Le cartel du dimanche des Ramaux à Madrid montre ce que pourrait être le profil de nombreux cartels cette année : une ganaderia prestigieuse sans être du goût des figuras en raison de ses difficultés, et trois toreros dans un bon moment, sans pour autant jouer les premiers rôles. Autrement dit, un ganadero et trois toreros qui ont peu à perdre et tout à gagner.

Torrestrella, Diego Urdiales, Eduardo Gallo et Antonio Nazaré, ne jouissent pas du statut de premier rôle et ne convoqueront donc pas la grande foule à Las Ventas. Mais qui peut y prétendre hors feria, en-dehors bien sûr de José Tomás dont rien n'indique qu'il envisage de relever le défi que le monde taurin dans son ensemble attend de lui ?

Au mieux - même si l'on souhaite se tromper - l'empresa enregistrera donc un bon tiers d'arène, autrement dit le coeur de cible d'un public trop versatile et volatile qui vient à Las Ventas lors de la San Isidro, autant pour y être vu que pour voir. Mais ce coeur de cible dont dispose chaque arène de la plus grande à la plus petite, est une richesse essentielle qu'il convient de préserver, dans la mesure où c'est lui, dans les périodes difficiles, qui par sa fidélité assure l'essentiel.

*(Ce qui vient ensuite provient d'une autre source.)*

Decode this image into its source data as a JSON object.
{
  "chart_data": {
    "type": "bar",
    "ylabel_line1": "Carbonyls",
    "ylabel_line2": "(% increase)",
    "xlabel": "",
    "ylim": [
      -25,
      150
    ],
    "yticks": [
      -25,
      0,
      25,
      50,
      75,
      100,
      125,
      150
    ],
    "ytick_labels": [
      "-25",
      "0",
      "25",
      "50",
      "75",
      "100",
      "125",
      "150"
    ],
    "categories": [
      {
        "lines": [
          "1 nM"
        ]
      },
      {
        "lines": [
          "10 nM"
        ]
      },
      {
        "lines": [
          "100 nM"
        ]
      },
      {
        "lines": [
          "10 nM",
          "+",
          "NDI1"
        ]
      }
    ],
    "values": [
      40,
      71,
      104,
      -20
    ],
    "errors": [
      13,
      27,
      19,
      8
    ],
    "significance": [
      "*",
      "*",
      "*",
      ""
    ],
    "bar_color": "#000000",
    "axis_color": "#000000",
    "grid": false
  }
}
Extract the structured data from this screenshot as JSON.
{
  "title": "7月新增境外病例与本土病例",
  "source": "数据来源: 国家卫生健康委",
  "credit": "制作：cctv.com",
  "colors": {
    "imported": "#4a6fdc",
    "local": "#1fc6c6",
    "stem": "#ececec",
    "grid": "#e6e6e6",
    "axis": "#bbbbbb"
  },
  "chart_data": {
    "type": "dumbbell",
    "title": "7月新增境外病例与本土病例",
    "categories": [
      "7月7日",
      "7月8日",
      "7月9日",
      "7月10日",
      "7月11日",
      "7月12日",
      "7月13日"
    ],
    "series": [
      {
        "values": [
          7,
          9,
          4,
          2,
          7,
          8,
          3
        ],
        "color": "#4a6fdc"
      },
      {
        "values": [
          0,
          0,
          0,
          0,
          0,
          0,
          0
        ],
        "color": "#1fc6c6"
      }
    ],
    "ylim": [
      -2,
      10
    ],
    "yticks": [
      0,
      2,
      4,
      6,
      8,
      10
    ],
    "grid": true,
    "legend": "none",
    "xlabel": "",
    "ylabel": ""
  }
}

Tout au long de mes fréquents déplacements en Espagne, j'ai l'occasion de partager les inquiétudes de cette aficion dont la désespérance est parfois réelle. Récemment, un de ces aficionados de toujours, m'a avoué avoir refusé de signer la ILP, car il ne voyait en elle qu'un sauf-conduit permettant au mundillo de continuer à ronronner, au lieu de se lancer dans la profonde réforme structurelle dont personne ne semble comprendre la nécessité.

Divers dossiers sont pourtant sur la table, et la commission du Ministère de la Culture a même émis des avis audacieux, en prônant une modification des rapports laboraux entre toreros, subalternes et empresas, les premiers devenant les employeurs effectifs des seconds, alors que pour l'heure ce sont les troisièmes qui le sont. Un sujet brûlant qui risque de mettre le feu aux poudres, les subalternes accusant les empresas de vouloir rompre l'équlibre actuel et de prendre la responsabilité d'un conflit dont nul ne peut envisager les conséquences.

En revanche, dans ses préconisations, la commission n'évoque à aucun moment la nécessaire restauration du statut du toro qui pour l'ensemble de la profession - ou presque - est devenu un produit dont on prétend contrôler tous les paramètres, ce qui explique en grande partie la désespérance de cette partie de l'aficion pour laquelle il demeure le pivot de la Fiesta, à condition de pouvoir continuer à voir en lui la part d'imprévu qui justifie son combat et transcende le rite.